Even though it has been demonstrated that the injectates extend to no more than 5 cm when performing the low palmar nerve block,9 this proximal diffusion has the potential to inadvertently desensitize structures of the mid-metacarpal region.6,9 Our study suggests that the MASB (in vivo and ex vivo) diffuse consistently just proximal to the DFTS, decreasing the risk of proximal diffusion and inadvertent desensitization. Even though this study was only performed in the hind limbs, it is likely that the local anesthetic diffusion would behave similarly in the forelimbs.

There were several limitations in this study. Ex vivo studies most likely underestimate the diffusion in the tissues due to the lack of active perfusion. In the in vivo model, a limited number of animals were used; nonetheless, it was compensated by the crossover study design. The animals used in this study were relatively small; therefore, it is likely that to achieve similar diffusion in larger animals, a larger volume of anesthetic may be needed. Due to the high viscosity of the contrast medium, it is possible that our study underestimated the proximal diffusion that can occur in real clinical cases when injecting local anesthetics. Nonetheless, our results suggest that the diffusion of mepivacaine and contrast medium might be similar.

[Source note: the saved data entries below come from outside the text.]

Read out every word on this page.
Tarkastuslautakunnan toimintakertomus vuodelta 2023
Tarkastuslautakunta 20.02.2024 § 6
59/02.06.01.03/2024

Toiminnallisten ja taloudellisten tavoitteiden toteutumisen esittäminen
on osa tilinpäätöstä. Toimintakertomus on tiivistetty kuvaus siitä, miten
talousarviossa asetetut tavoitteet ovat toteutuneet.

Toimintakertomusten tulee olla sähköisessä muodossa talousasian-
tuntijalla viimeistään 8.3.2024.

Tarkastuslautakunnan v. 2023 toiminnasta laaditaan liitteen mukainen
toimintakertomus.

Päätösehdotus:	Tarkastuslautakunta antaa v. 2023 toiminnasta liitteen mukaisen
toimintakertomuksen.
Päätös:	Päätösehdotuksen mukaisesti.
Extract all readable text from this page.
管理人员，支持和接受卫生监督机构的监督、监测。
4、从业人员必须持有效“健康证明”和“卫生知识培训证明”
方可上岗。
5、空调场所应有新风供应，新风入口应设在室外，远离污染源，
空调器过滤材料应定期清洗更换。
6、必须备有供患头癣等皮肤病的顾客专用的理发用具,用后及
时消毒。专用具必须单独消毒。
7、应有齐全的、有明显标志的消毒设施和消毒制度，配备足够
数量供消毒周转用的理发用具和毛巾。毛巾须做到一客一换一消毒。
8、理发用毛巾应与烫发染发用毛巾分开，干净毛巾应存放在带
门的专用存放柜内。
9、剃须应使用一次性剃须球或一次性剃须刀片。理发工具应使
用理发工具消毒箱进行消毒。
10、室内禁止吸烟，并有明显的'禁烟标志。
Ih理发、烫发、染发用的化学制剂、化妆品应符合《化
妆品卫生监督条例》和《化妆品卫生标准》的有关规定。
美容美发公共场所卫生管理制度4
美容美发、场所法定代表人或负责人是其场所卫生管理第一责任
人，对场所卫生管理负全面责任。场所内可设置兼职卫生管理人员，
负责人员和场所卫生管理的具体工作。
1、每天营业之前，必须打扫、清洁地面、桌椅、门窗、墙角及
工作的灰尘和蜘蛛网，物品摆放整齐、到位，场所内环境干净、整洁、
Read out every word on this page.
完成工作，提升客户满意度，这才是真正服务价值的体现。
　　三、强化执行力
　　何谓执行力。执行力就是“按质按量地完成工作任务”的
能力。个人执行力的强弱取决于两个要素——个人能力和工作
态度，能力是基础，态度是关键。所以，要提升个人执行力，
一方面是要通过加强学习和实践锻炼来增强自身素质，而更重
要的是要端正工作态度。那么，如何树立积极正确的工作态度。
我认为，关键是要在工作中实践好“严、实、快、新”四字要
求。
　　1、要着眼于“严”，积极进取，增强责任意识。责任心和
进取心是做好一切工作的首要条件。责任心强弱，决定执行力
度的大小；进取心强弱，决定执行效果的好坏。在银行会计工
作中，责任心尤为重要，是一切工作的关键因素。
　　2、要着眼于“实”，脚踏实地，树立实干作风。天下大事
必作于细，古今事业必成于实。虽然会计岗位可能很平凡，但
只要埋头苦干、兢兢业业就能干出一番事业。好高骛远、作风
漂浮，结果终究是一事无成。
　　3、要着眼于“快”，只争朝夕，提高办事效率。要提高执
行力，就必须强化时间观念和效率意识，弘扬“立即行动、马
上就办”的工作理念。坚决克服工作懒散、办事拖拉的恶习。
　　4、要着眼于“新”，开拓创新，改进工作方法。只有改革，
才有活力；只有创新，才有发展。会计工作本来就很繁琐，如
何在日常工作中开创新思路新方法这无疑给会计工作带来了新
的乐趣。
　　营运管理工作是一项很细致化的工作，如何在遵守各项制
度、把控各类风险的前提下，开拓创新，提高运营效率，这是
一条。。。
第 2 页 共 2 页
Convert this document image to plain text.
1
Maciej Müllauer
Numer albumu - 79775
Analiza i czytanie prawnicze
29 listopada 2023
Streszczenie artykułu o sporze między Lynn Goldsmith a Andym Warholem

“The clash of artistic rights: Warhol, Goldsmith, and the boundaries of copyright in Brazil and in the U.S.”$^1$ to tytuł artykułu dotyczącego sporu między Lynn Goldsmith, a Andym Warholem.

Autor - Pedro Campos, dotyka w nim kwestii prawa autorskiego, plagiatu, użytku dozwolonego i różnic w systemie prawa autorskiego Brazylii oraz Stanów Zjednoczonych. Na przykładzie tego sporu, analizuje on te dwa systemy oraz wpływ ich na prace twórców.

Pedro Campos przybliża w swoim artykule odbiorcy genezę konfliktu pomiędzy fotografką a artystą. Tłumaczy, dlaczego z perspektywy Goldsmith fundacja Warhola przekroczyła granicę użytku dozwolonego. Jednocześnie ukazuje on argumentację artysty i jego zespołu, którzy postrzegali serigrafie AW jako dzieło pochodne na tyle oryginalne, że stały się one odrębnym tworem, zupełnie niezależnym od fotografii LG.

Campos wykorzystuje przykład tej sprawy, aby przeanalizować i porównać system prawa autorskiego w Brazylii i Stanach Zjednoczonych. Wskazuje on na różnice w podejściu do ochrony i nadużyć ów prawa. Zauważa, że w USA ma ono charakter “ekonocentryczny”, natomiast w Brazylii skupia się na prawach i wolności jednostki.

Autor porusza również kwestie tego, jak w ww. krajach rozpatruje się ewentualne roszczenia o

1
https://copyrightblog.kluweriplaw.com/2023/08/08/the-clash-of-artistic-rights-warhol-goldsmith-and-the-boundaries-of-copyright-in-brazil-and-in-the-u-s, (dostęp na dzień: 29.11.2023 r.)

The MASB was not compared to a traditional abaxial sesamoid block to determine whether there is a significant difference on proximal diffusion between both. The results of our ex vivo study suggest that there is a significant difference in the diffusion between the BSB and MASB. The efficacy of this technique could not be assessed since no local anesthetic was used; nevertheless, the abaxial sesamoid block is a straightforward and reliable technique and it is not likely that the modifications will affect these characteristics. The contrast medium diffusion was only evaluated at 10 minutes; nonetheless, it has been previously demonstrated that most of the diffusion happens at this time point.

In conclusion, the MASB allows the operator to safely inject the plantar nerve in the hind limbs, consistently reaching the proximal margin of the proximal pouch of the DFTS. This technique also presents a very low incidence of inadvertent intrasynovial or intravascular injections. It was demonstrated that the MASB presented less proximal diffusion than the TLPB but significantly more than the BSB. Our results suggest that the use of the MASB might decrease the chances of presenting undesired proximal diffusion and therefore less likelihood of inadvertently desensitizing structures of the mid-cannon region.

Acknowledgments

We would like to thank all the personnel and rotating students of the Equine Hospital, School of Veterinary Medicine, Universidad Nacional, Costa Rica, for the collaboration in these studies.

Disclosures

The authors have nothing to disclose. No AI technologies were used in the generation of this manuscript.

Funding

The materials needed for this study were paid for by the Equine Hospital, School of Veterinary Medicine, Universidad Nacional.